– Niech Putin usiądzie ze mną do negocjacji, ale nie przy 30-metrowym stole. Nie gryzę, jestem sąsiadem – podkreślił Wołodymyr Zełenski podczas odbywającej się w Kijowie konferencji prasowej.
Dodał, że jest otwarty na szczere, niepoprzedzone żadnymi warunkami wstępnymi rozmowy z rosyjskim przywódcą. Zapewnił też, że jest gotowy do rozmów na temat Donbasu, sytuacji ludności rosyjskojęzycznej na Ukrainie i kwestii dotyczących bezpieczeństwa.

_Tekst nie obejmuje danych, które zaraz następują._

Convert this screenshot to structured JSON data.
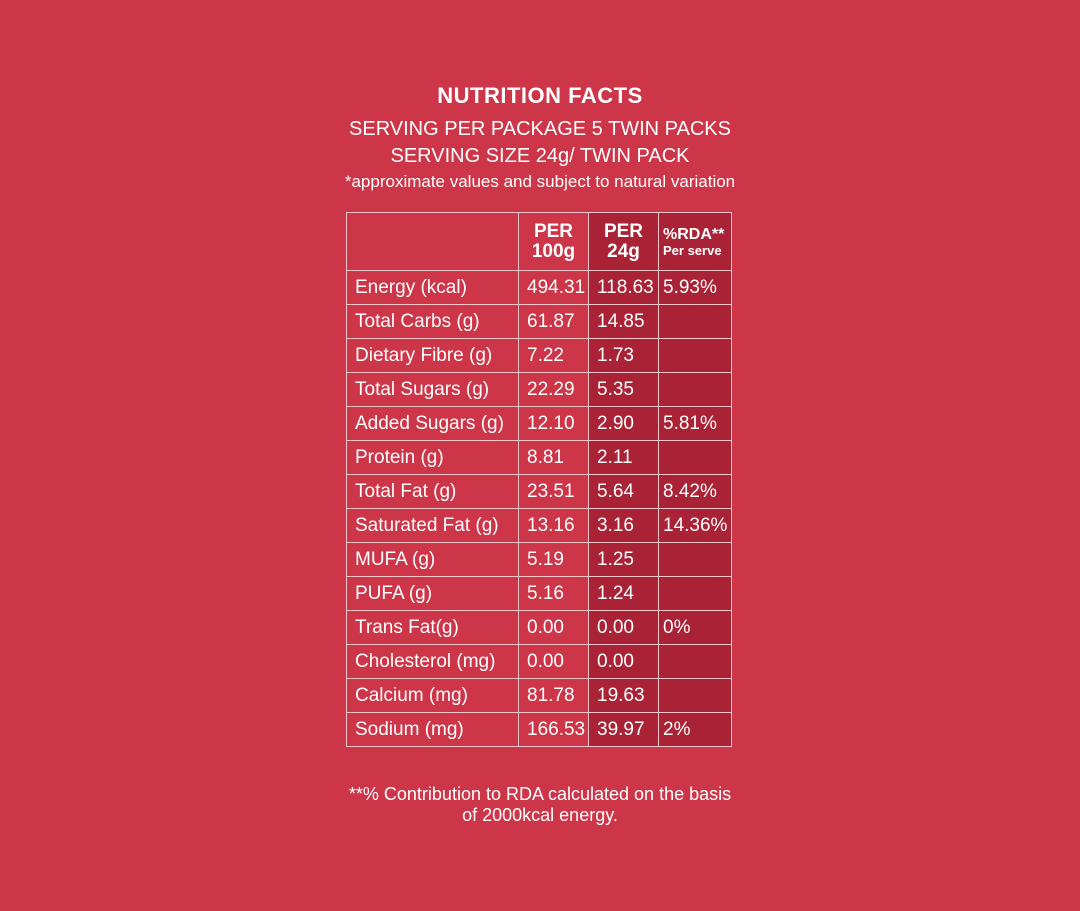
{
  "header": {
    "title": "NUTRITION FACTS",
    "serving_per_package": "SERVING PER PACKAGE 5 TWIN PACKS",
    "serving_size": "SERVING SIZE 24g/ TWIN PACK",
    "note": "*approximate values and subject to natural variation"
  },
  "table": {
    "columns": {
      "per100_line1": "PER",
      "per100_line2": "100g",
      "per24_line1": "PER",
      "per24_line2": "24g",
      "rda_line1": "%RDA**",
      "rda_line2": "Per serve"
    },
    "rows": [
      {
        "nutrient": "Energy (kcal)",
        "per100": "494.31",
        "per24": "118.63",
        "rda": "5.93%"
      },
      {
        "nutrient": "Total Carbs (g)",
        "per100": "61.87",
        "per24": "14.85",
        "rda": ""
      },
      {
        "nutrient": "Dietary Fibre (g)",
        "per100": "7.22",
        "per24": "1.73",
        "rda": ""
      },
      {
        "nutrient": "Total Sugars (g)",
        "per100": "22.29",
        "per24": "5.35",
        "rda": ""
      },
      {
        "nutrient": "Added Sugars (g)",
        "per100": "12.10",
        "per24": "2.90",
        "rda": "5.81%"
      },
      {
        "nutrient": "Protein (g)",
        "per100": "8.81",
        "per24": "2.11",
        "rda": ""
      },
      {
        "nutrient": "Total Fat (g)",
        "per100": "23.51",
        "per24": "5.64",
        "rda": "8.42%"
      },
      {
        "nutrient": "Saturated Fat (g)",
        "per100": "13.16",
        "per24": "3.16",
        "rda": "14.36%"
      },
      {
        "nutrient": "MUFA (g)",
        "per100": "5.19",
        "per24": "1.25",
        "rda": ""
      },
      {
        "nutrient": "PUFA (g)",
        "per100": "5.16",
        "per24": "1.24",
        "rda": ""
      },
      {
        "nutrient": "Trans Fat(g)",
        "per100": "0.00",
        "per24": "0.00",
        "rda": "0%"
      },
      {
        "nutrient": "Cholesterol (mg)",
        "per100": "0.00",
        "per24": "0.00",
        "rda": ""
      },
      {
        "nutrient": "Calcium (mg)",
        "per100": "81.78",
        "per24": "19.63",
        "rda": ""
      },
      {
        "nutrient": "Sodium (mg)",
        "per100": "166.53",
        "per24": "39.97",
        "rda": "2%"
      }
    ]
  },
  "footer": {
    "line1": "**% Contribution to RDA calculated on the basis",
    "line2": "of 2000kcal energy."
  },
  "colors": {
    "background": "#cd3548",
    "shaded_column": "#a92236",
    "text": "#ffffff"
  }
}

Zełenski zaznaczył, że jako prezydent jest gwarantem konstytucji, a Ukraina broni swojej historii i prawa do decydowania o własnym losie. Podkreślił, że gdyby nie był prezydentem, służyłby teraz w ukraińskiej Obronie Terytorialnej.

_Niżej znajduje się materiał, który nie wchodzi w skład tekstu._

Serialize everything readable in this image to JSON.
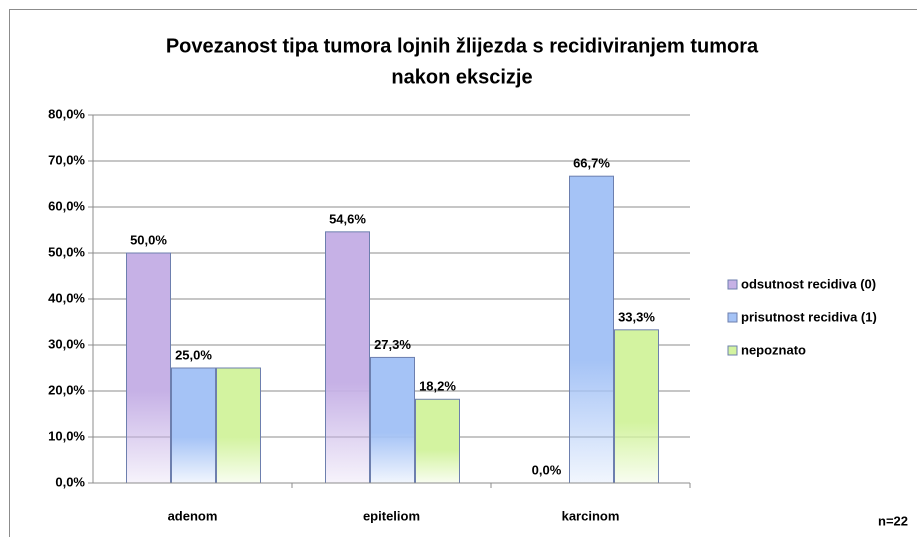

Ukraiński przywódca ostrzegł, że jeżeli rządzona przez Władimira Putina Rosja nie zostanie teraz zatrzymana, to „kolejne będą państwa bałtyckie, a Rosja dojdzie do muru berlińskiego”.
Zełenski powiedział, że Zachód zbyt wolno reagował na agresję Rosji.
– Prosiłem o sankcje prewencyjne przed wojną. Wiecie jak to się skończyło, nie zrobiono tego, ale teraz na szczęście one są już wprowadzone i cały świat widzi, że to działa – podkreślił.
Prezydent wezwał również przywódców państw Zachodu do ogłoszenia nad Ukrainą strefy zakazu lotów.
– Jeżeli nie możecie tego zrobić, przekażcie Ukrainie samoloty, by mogła sama się bronić – zaapelował Zełenski.
Powtórzył też, że jego kraj potrzebuję większej pomocy wojskowej.